Genome-Wide Histone Acetylation and the DNA Damage Response
题目：Genome-Wide Histone Acetylation and the DNA Damage Response
讲座人： Alain Verreault，Ph.D.
Institute for Research in Immunology and Cancer (IRIC),
Univ. Montreal, Canada
时间：2017年4月21日，13:00 - 14:30
Numerous DNA lesions that occur spontaneously and DNA lesions caused by environmental carcinogens or cancer chemotherapeutic agents interfere with the completion of DNA replication. The links between the repair of DNA lesions that impair replication and chromatin structure are poorly understood. For many years, our laboratory has been studying a fascinating feature of the "chromosome cycle". During DNA replication, newly synthesized histones are rapidly deposited onto nascent DNA to restore chromatin structure. In the budding yeast Saccharomyces cerevisiae, we showed that essentially all the new histone H3 molecules deposited throughout the genome are acetylated at lysine 56 (H3-K56). In the absence of persistent DNA lesions, H3-K56 is deacetylated from the entire genome during G2/M phase of the cell cycle.
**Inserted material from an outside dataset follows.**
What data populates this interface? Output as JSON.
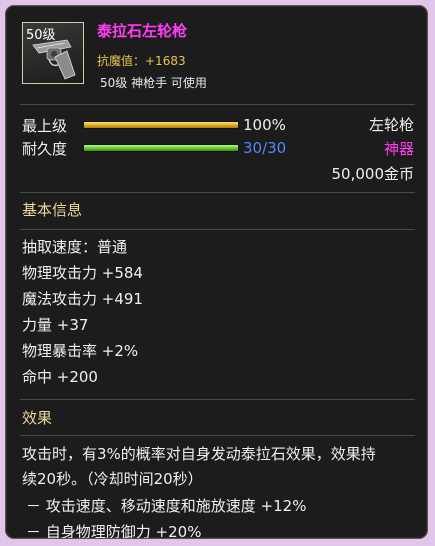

Thus, genome-wide cycles of H3-K56 acetylation and deacetylation create transient waves of histone acetylation that sweep throughout the genome during each passage through the cell cycle. Mutant cells that cannot acetylate or deacetylate H3-K56 exhibit persistent spontaneous DNA lesions and are exquisitely sensitive to chemicals that damage DNA during replication. We present several lines of evidence suggesting that the acute sensitivity to DNA damage of mutants in which the H3-K56 acetylation cycle is perturbed stems from mitotic segregation of incompletely duplicated DNA.
After completing his Ph.D. at the University of Cambridge, Professor Alain Verreault conducted postdoctoral research at Cold Spring Harbor Laboratory. In 1999, he established his own laboratory at the Imperial Cancer Research Fund Clare Hall Laboratories (now known as Cancer Research UK). At the end of 2005, his laboratory moved to the Institute for Research in Immunology and Cancer (IRIC, Univ. Montreal, Canada: www.iric.ca/en/). At the University of Montreal, he is Professor in the Department of Pathology and Cell Biology and holds a Canada Research Chair in Nucleosome Assembly and Genome Integrity. Throughout his career, Professor Verreault has been interested in the enzymes and molecular mechanisms involved in the first step of chromosome biogenesis, namely the assembly of nucleosomes onto nascent DNA during replication. Among other findings, his laboratory has uncovered unexpected links between nucleosome assembly and the ability of cells to survive DNA damage caused by environmental carcinogens or cancer chemotherapeutic agents.